Today’s topics include the new security features added to Red Hat Enterprise Linux 7.3; Microsoft’s rollout of its Teams work collaboration application; Apple’s latest MacBook Pro laptops get a low ease-of-repair score; and why Google, Apple and Mozilla will reject browser certificates from WoSign and its affiliates.
Red Hat Enterprise Linux 7.3 became generally available Nov. 3 after being in beta since September. The new release is the first major update to Red Hat’s flagship platform since RHEL 7.2 debuted a year ago.
RHEL 7.3 includes a series of improvements to Security Enhanced Linux. In a bid to help provide better risk mitigation, SELinux provides an additional layer of mandatory access controls to Linux.
The upgrades to SELinux allow users to override a system module with a custom module that has a higher priority, according to Red Hat officials. By using the custom module, performance for SELinux policy management is improved with a 2x increase in speed.

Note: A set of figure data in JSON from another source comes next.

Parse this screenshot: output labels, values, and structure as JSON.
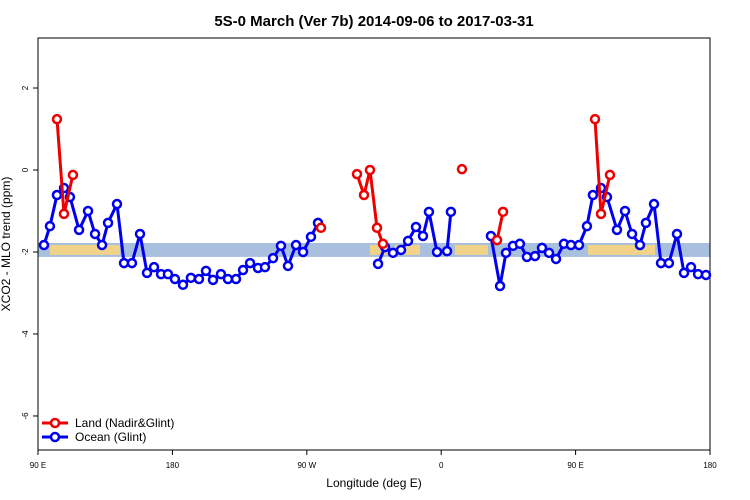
{
  "chart_data": {
    "type": "line",
    "title": "5S-0 March (Ver 7b)   2014-09-06 to 2017-03-31",
    "x_label": "Longitude (deg E)",
    "y_label": "XCO2 - MLO trend (ppm)",
    "xlim": [
      90,
      540
    ],
    "ylim": [
      -6.83,
      3.22
    ],
    "xticks": [
      {
        "value": 90,
        "label": "90 E"
      },
      180,
      {
        "value": 270,
        "label": "90 W"
      },
      {
        "value": 360,
        "label": "0"
      },
      {
        "value": 450,
        "label": "90 E"
      },
      {
        "value": 540,
        "label": "180"
      }
    ],
    "yticks": [
      2,
      0,
      -2,
      -4,
      -6
    ],
    "legend": "bottom-left",
    "band": {
      "ylim": [
        -2.12,
        -1.78
      ],
      "color": "#a8bfdd",
      "land_color": "#f7d57f",
      "land": [
        [
          98.0,
          144.9
        ],
        [
          312.3,
          324.4
        ],
        [
          329.1,
          345.8
        ],
        [
          369.2,
          391.3
        ],
        [
          458.3,
          503.2
        ]
      ]
    },
    "series": [
      {
        "name": "Ocean (Glint)",
        "color": "#0000ee",
        "x": [
          94.0,
          98.0,
          102.7,
          107.4,
          111.4,
          117.5,
          123.5,
          128.2,
          132.9,
          136.9,
          142.9,
          147.6,
          152.9,
          158.3,
          163.0,
          167.7,
          172.4,
          177.0,
          181.7,
          187.1,
          192.4,
          197.8,
          202.5,
          207.2,
          212.5,
          217.2,
          222.6,
          227.3,
          232.0,
          237.3,
          242.0,
          247.4,
          252.7,
          257.4,
          262.8,
          267.5,
          272.8,
          277.5,
          null,
          317.7,
          322.4,
          327.7,
          333.1,
          337.8,
          343.1,
          347.8,
          351.8,
          357.2,
          363.9,
          366.5,
          null,
          393.3,
          399.4,
          403.4,
          408.1,
          412.7,
          417.4,
          422.8,
          427.5,
          432.2,
          436.9,
          442.2,
          446.9,
          452.3,
          457.6,
          461.6,
          467.0,
          471.0,
          477.7,
          483.1,
          487.8,
          493.1,
          497.1,
          502.5,
          507.2,
          512.5,
          517.9,
          522.6,
          527.3,
          532.0,
          537.3
        ],
        "values": [
          -1.83,
          -1.37,
          -0.61,
          -0.44,
          -0.66,
          -1.46,
          -1.0,
          -1.56,
          -1.83,
          -1.29,
          -0.83,
          -2.27,
          -2.27,
          -1.56,
          -2.51,
          -2.37,
          -2.54,
          -2.54,
          -2.66,
          -2.8,
          -2.63,
          -2.66,
          -2.46,
          -2.68,
          -2.54,
          -2.66,
          -2.66,
          -2.44,
          -2.27,
          -2.39,
          -2.37,
          -2.15,
          -1.85,
          -2.34,
          -1.83,
          -2.0,
          -1.63,
          -1.29,
          null,
          -2.29,
          -1.88,
          -2.02,
          -1.95,
          -1.73,
          -1.39,
          -1.61,
          -1.02,
          -2.0,
          -1.98,
          -1.02,
          null,
          -1.61,
          -2.83,
          -2.02,
          -1.85,
          -1.8,
          -2.12,
          -2.1,
          -1.9,
          -2.02,
          -2.17,
          -1.8,
          -1.83,
          -1.83,
          -1.37,
          -0.61,
          -0.44,
          -0.66,
          -1.46,
          -1.0,
          -1.56,
          -1.83,
          -1.29,
          -0.83,
          -2.27,
          -2.27,
          -1.56,
          -2.51,
          -2.37,
          -2.54,
          -2.56
        ]
      },
      {
        "name": "Land (Nadir&Glint)",
        "color": "#ee0000",
        "x": [
          102.7,
          107.4,
          113.4,
          null,
          279.5,
          null,
          303.6,
          308.3,
          312.3,
          317.0,
          321.0,
          null,
          373.9,
          null,
          397.4,
          401.4,
          null,
          463.0,
          467.0,
          473.0
        ],
        "values": [
          1.24,
          -1.07,
          -0.12,
          null,
          -1.41,
          null,
          -0.1,
          -0.61,
          0.0,
          -1.41,
          -1.8,
          null,
          0.02,
          null,
          -1.71,
          -1.02,
          null,
          1.24,
          -1.07,
          -0.12
        ]
      }
    ]
  }
}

As expected, Microsoft Teams debuted Nov. 2 at a media event in New York City. Microsoft’s answer to the Slack group collaboration platform, the Teams business collaboration service is currently in beta and is only available as part of business Office 365 plans.
The move pits Microsoft against Slack, a fast-growing startup whose platform quickly became the group collaboration standard for organizations large and small, including Samsung, NASA’s Jet Propulsion Laboratory, and interestingly, LinkedIn, a recent Microsoft acquisition.

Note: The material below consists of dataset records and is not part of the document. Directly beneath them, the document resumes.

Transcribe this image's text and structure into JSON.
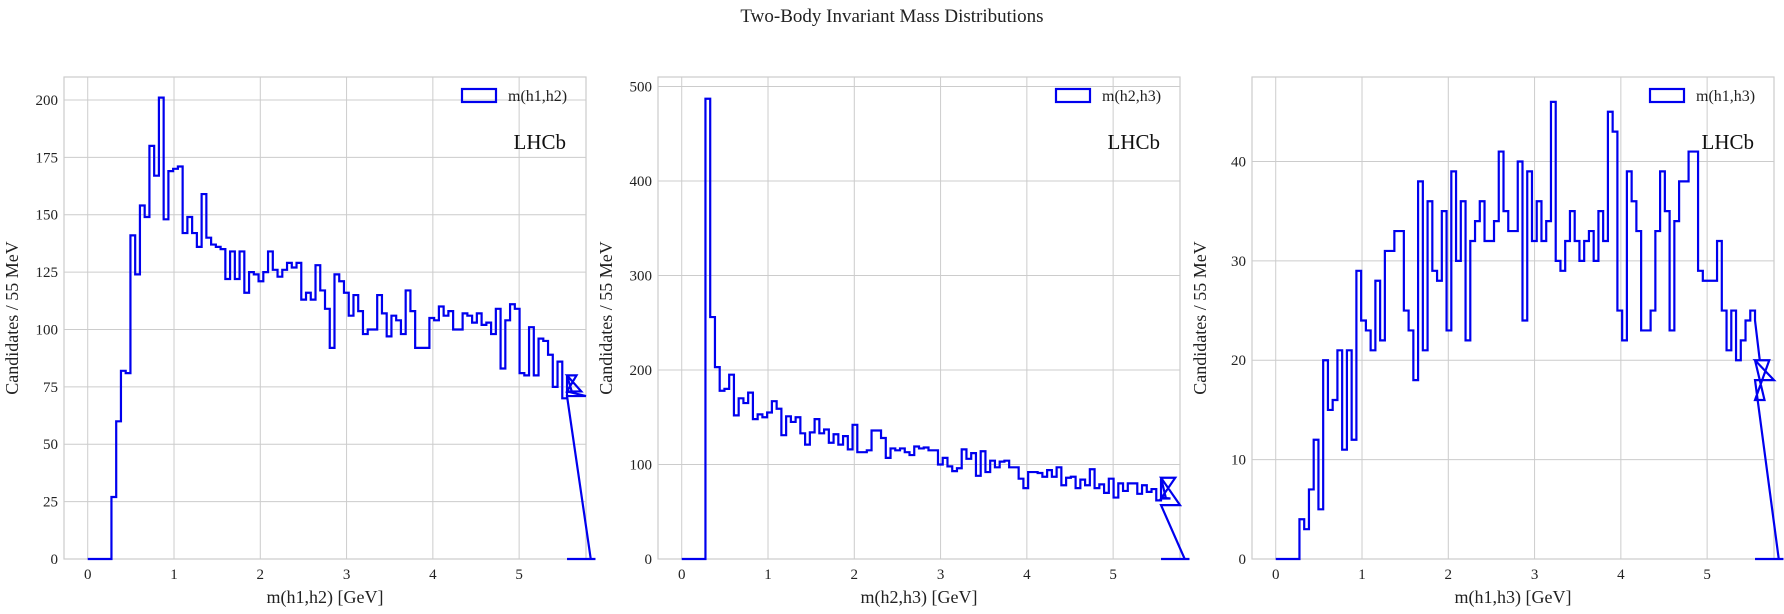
{
  "figure": {
    "title": "Two-Body Invariant Mass Distributions"
  },
  "colors": {
    "series": "#0000ee",
    "grid": "#cccccc",
    "frame": "#cccccc",
    "text": "#222222"
  },
  "chart_data": [
    {
      "type": "histogram",
      "title": "",
      "xlabel": "m(h1,h2) [GeV]",
      "ylabel": "Candidates / 55 MeV",
      "xlim": [
        -0.275,
        5.775
      ],
      "ylim": [
        0,
        210
      ],
      "xticks": [
        0,
        1,
        2,
        3,
        4,
        5
      ],
      "yticks": [
        0,
        25,
        50,
        75,
        100,
        125,
        150,
        175,
        200
      ],
      "legend": {
        "label": "m(h1,h2)",
        "position": "top-right"
      },
      "annotation": "LHCb",
      "grid": true,
      "bin_start": 0,
      "bin_width": 0.055,
      "counts": [
        0,
        0,
        0,
        0,
        0,
        27,
        60,
        82,
        81,
        141,
        124,
        154,
        149,
        180,
        167,
        201,
        148,
        169,
        170,
        171,
        142,
        149,
        142,
        136,
        159,
        140,
        137,
        136,
        135,
        122,
        134,
        122,
        134,
        116,
        125,
        124,
        121,
        125,
        134,
        126,
        123,
        126,
        129,
        127,
        129,
        113,
        116,
        113,
        128,
        117,
        109,
        92,
        124,
        121,
        116,
        106,
        115,
        108,
        98,
        100,
        100,
        115,
        107,
        97,
        106,
        104,
        98,
        117,
        108,
        92,
        92,
        92,
        105,
        104,
        110,
        106,
        108,
        100,
        100,
        107,
        106,
        103,
        107,
        102,
        103,
        98,
        109,
        83,
        104,
        111,
        109,
        81,
        80,
        101,
        80,
        96,
        95,
        89,
        75,
        86,
        70,
        80,
        73,
        80,
        73,
        71,
        0
      ],
      "bin_end": 5.5
    },
    {
      "type": "histogram",
      "title": "",
      "xlabel": "m(h2,h3) [GeV]",
      "ylabel": "Candidates / 55 MeV",
      "xlim": [
        -0.275,
        5.775
      ],
      "ylim": [
        0,
        510
      ],
      "xticks": [
        0,
        1,
        2,
        3,
        4,
        5
      ],
      "yticks": [
        0,
        100,
        200,
        300,
        400,
        500
      ],
      "legend": {
        "label": "m(h2,h3)",
        "position": "top-right"
      },
      "annotation": "LHCb",
      "grid": true,
      "bin_start": 0,
      "bin_width": 0.055,
      "counts": [
        0,
        0,
        0,
        0,
        0,
        487,
        256,
        203,
        178,
        180,
        195,
        152,
        170,
        165,
        176,
        148,
        153,
        150,
        155,
        167,
        159,
        131,
        151,
        145,
        150,
        133,
        121,
        134,
        148,
        133,
        137,
        123,
        132,
        121,
        130,
        116,
        142,
        113,
        113,
        115,
        136,
        136,
        128,
        107,
        117,
        115,
        117,
        113,
        110,
        119,
        117,
        118,
        115,
        115,
        100,
        107,
        98,
        93,
        96,
        116,
        106,
        112,
        88,
        114,
        92,
        104,
        97,
        103,
        104,
        97,
        97,
        85,
        75,
        92,
        92,
        91,
        87,
        94,
        87,
        97,
        78,
        86,
        87,
        75,
        84,
        78,
        95,
        75,
        79,
        70,
        85,
        65,
        80,
        72,
        80,
        80,
        69,
        78,
        71,
        74,
        62,
        86,
        65,
        64,
        86,
        57,
        0
      ],
      "bin_end": 5.5
    },
    {
      "type": "histogram",
      "title": "",
      "xlabel": "m(h1,h3) [GeV]",
      "ylabel": "Candidates / 55 MeV",
      "xlim": [
        -0.275,
        5.775
      ],
      "ylim": [
        0,
        48.5
      ],
      "xticks": [
        0,
        1,
        2,
        3,
        4,
        5
      ],
      "yticks": [
        0,
        10,
        20,
        30,
        40
      ],
      "legend": {
        "label": "m(h1,h3)",
        "position": "top-right"
      },
      "annotation": "LHCb",
      "grid": true,
      "bin_start": 0,
      "bin_width": 0.055,
      "counts": [
        0,
        0,
        0,
        0,
        0,
        4,
        3,
        7,
        12,
        5,
        20,
        15,
        16,
        21,
        11,
        21,
        12,
        29,
        24,
        23,
        21,
        28,
        22,
        31,
        31,
        33,
        33,
        25,
        23,
        18,
        38,
        21,
        36,
        29,
        28,
        35,
        23,
        39,
        30,
        36,
        22,
        32,
        34,
        36,
        32,
        32,
        34,
        41,
        35,
        33,
        33,
        40,
        24,
        39,
        32,
        36,
        32,
        34,
        46,
        30,
        29,
        32,
        35,
        32,
        30,
        32,
        33,
        30,
        35,
        32,
        45,
        43,
        25,
        22,
        39,
        36,
        33,
        23,
        23,
        25,
        33,
        39,
        35,
        23,
        34,
        38,
        38,
        41,
        41,
        29,
        28,
        28,
        28,
        32,
        25,
        21,
        25,
        20,
        22,
        24,
        25,
        24,
        20,
        16,
        20,
        18,
        0
      ],
      "bin_end": 5.5
    }
  ]
}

Last week, San Francisco-based Slack announced it had surpassed 1.25 million paid seats and 33,000 paid teams.
When Apple unveiled its new three MacBook Pro models on Oct. 27, the company touted the new Touch Bar on the two premium versions and their thinner, lighter and faster form factors. But when computer tear-down specialist iFixit deconstructed one of the new MacBook Pro 13 models that contained a standard function key array, it reported that the machine only received a score of 2 on a scale of 10 for ease-of-repair.
The problem, according to iFixit, is that the new thinner, lighter and denser MacBook Pro 13 model has been designed and assembled in ways that don’t allow easy disassembly. The 13-inch model with the standard function keys, which iFixit has dubbed the “Escape Edition” because it still has a physical ESC key, has a “battery [that] is stubbornly adhered and really tough to remove,” according to the report, and it only has three cells instead of the six used in previous MacBook Pro machines.
A foundational element of the Secure Sockets Layer/Transport Layer Security (SSL/TLS) certificate system is that browser vendors need to trust the certificate authorities that issue certificates. For China-based CA WoSign, that trust has been lost and, as a result, hundreds of thousands of sites could have trouble in 2017 as Google, Microsoft and Mozilla will not recognize certificates issued by WoSign or its affiliate StartCom.
Security experts eWEEK contacted said CA’s breach of trust is serious and that they support the browser vendors’ moves to distrust WoSign.
Users should also heed warnings from browser vendors regarding untrusted sites.